Abstract

Condition-based monitoring of rotating machines requires robust features for accurate fault diagnosis, which is indeed directly linked to the quality of the features extracted from the signals. This is especially true for vibration data, whose quasi-stationary nature implies that the quality of frequency domain extracted features depends on the signal-to-noise ratio (SNR) condition, operating condition variations, and data segmentation. This paper presents a novel statistical spectral analysis, which leads to highly robust fault diagnosis with poor SNR conditions, different time-window segmentation, and different operating conditions. The amplitudes of spectral contents of the quasi-stationary time vibration signals are sorted and transformed into statistical spectral images. The sort operation leads to the knowledge of the empirical cumulative distribution function (ECDF) of the amplitudes of each frequency band.
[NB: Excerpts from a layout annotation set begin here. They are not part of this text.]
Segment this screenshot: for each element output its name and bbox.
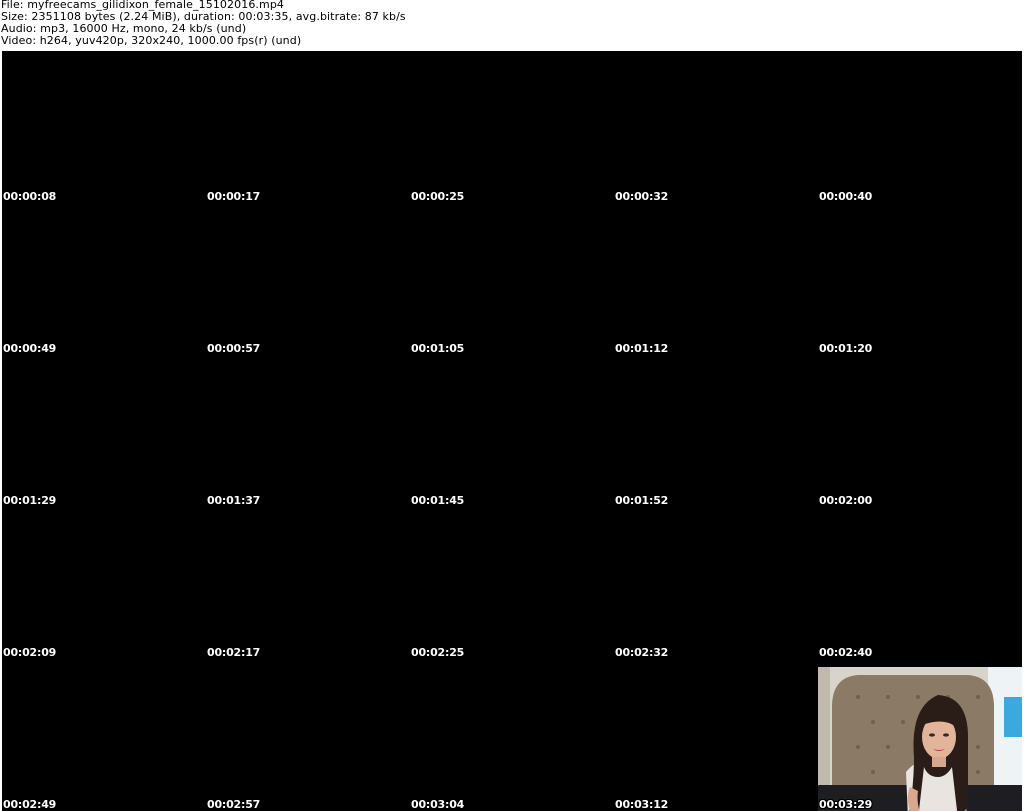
thumbnail-cell: 00:00:32 bbox=[614, 51, 818, 203]
black-frame-image bbox=[614, 203, 818, 355]
timestamp-label: 00:01:20 bbox=[819, 342, 873, 355]
thumbnail-cell: 00:01:52 bbox=[614, 355, 818, 507]
thumbnail-cell: 00:01:05 bbox=[410, 203, 614, 355]
thumbnail-cell: 00:01:20 bbox=[818, 203, 1022, 355]
video-info-line: Video: h264, yuv420p, 320x240, 1000.00 f… bbox=[1, 34, 302, 47]
black-frame-image bbox=[2, 355, 206, 507]
thumbnail-cell: 00:00:40 bbox=[818, 51, 1022, 203]
timestamp-label: 00:00:25 bbox=[411, 190, 465, 203]
thumbnail-cell: 00:02:49 bbox=[2, 659, 206, 811]
file-info-header: File: myfreecams_gilidixon_female_151020… bbox=[0, 0, 1024, 50]
thumbnail-cell: 00:02:32 bbox=[614, 507, 818, 659]
timestamp-label: 00:00:49 bbox=[3, 342, 57, 355]
timestamp-label: 00:01:52 bbox=[615, 494, 669, 507]
thumbnail-cell: 00:01:12 bbox=[614, 203, 818, 355]
black-frame-image bbox=[818, 203, 1022, 355]
black-frame-image bbox=[614, 355, 818, 507]
black-frame-image bbox=[2, 659, 206, 811]
thumbnail-cell: 00:03:12 bbox=[614, 659, 818, 811]
black-frame-image bbox=[410, 507, 614, 659]
black-frame-image bbox=[410, 659, 614, 811]
thumbnail-cell: 00:02:09 bbox=[2, 507, 206, 659]
thumbnail-cell: 00:00:25 bbox=[410, 51, 614, 203]
timestamp-label: 00:01:12 bbox=[615, 342, 669, 355]
timestamp-label: 00:02:49 bbox=[3, 798, 57, 811]
thumbnail-cell: 00:03:04 bbox=[410, 659, 614, 811]
black-frame-image bbox=[410, 203, 614, 355]
black-frame-image bbox=[818, 355, 1022, 507]
timestamp-label: 00:03:12 bbox=[615, 798, 669, 811]
webcam-frame-image bbox=[818, 667, 1022, 811]
thumbnail-cell: 00:01:45 bbox=[410, 355, 614, 507]
black-frame-image bbox=[206, 507, 410, 659]
black-frame-image bbox=[2, 51, 206, 203]
timestamp-label: 00:00:08 bbox=[3, 190, 57, 203]
black-frame-image bbox=[410, 355, 614, 507]
thumbnail-cell: 00:02:57 bbox=[206, 659, 410, 811]
black-frame-image bbox=[614, 659, 818, 811]
thumbnail-cell: 00:02:17 bbox=[206, 507, 410, 659]
timestamp-label: 00:01:45 bbox=[411, 494, 465, 507]
black-frame-image bbox=[206, 355, 410, 507]
black-frame-image bbox=[206, 203, 410, 355]
timestamp-label: 00:02:40 bbox=[819, 646, 873, 659]
black-frame-image bbox=[2, 203, 206, 355]
black-frame-image bbox=[818, 507, 1022, 659]
timestamp-label: 00:01:05 bbox=[411, 342, 465, 355]
thumbnail-cell: 00:00:57 bbox=[206, 203, 410, 355]
thumbnail-grid: 00:00:08 00:00:17 00:00:25 00:00:32 00:00:40… bbox=[2, 51, 1022, 811]
thumbnail-cell: 00:00:08 bbox=[2, 51, 206, 203]
timestamp-label: 00:01:37 bbox=[207, 494, 261, 507]
black-frame-image bbox=[206, 51, 410, 203]
timestamp-label: 00:01:29 bbox=[3, 494, 57, 507]
black-frame-image bbox=[410, 51, 614, 203]
thumbnail-cell: 00:01:29 bbox=[2, 355, 206, 507]
thumbnail-cell: 00:00:49 bbox=[2, 203, 206, 355]
thumbnail-cell: 00:03:29 bbox=[818, 659, 1022, 811]
timestamp-label: 00:02:32 bbox=[615, 646, 669, 659]
thumbnail-cell: 00:00:17 bbox=[206, 51, 410, 203]
timestamp-label: 00:02:00 bbox=[819, 494, 873, 507]
black-frame-image bbox=[2, 507, 206, 659]
timestamp-label: 00:02:17 bbox=[207, 646, 261, 659]
black-frame-image bbox=[818, 51, 1022, 203]
black-frame-image bbox=[614, 507, 818, 659]
timestamp-label: 00:03:04 bbox=[411, 798, 465, 811]
timestamp-label: 00:02:09 bbox=[3, 646, 57, 659]
thumbnail-cell: 00:02:00 bbox=[818, 355, 1022, 507]
thumbnail-cell: 00:01:37 bbox=[206, 355, 410, 507]
timestamp-label: 00:00:57 bbox=[207, 342, 261, 355]
black-frame-image bbox=[206, 659, 410, 811]
timestamp-label: 00:02:57 bbox=[207, 798, 261, 811]
timestamp-label: 00:00:40 bbox=[819, 190, 873, 203]
timestamp-label: 00:00:32 bbox=[615, 190, 669, 203]
timestamp-label: 00:02:25 bbox=[411, 646, 465, 659]
thumbnail-cell: 00:02:25 bbox=[410, 507, 614, 659]
black-frame-image bbox=[614, 51, 818, 203]
thumbnail-cell: 00:02:40 bbox=[818, 507, 1022, 659]
timestamp-label: 00:03:29 bbox=[819, 798, 873, 811]
timestamp-label: 00:00:17 bbox=[207, 190, 261, 203]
The ECDF provides a robust statistical information of the distribution of the amplitude under different SNR and operating conditions. Statistical metrics have been adopted for fault classification, by using the ECDFs obtained from the spectral images as fault features. By applying simple statistical metrics, it is possible to achieve fault diagnosis without classifier training, saving both time and computational costs. The proposed algorithm has been tested using a vibration data benchmark: comparison with state-of-the-art fault diagnosis algorithms shows promising results.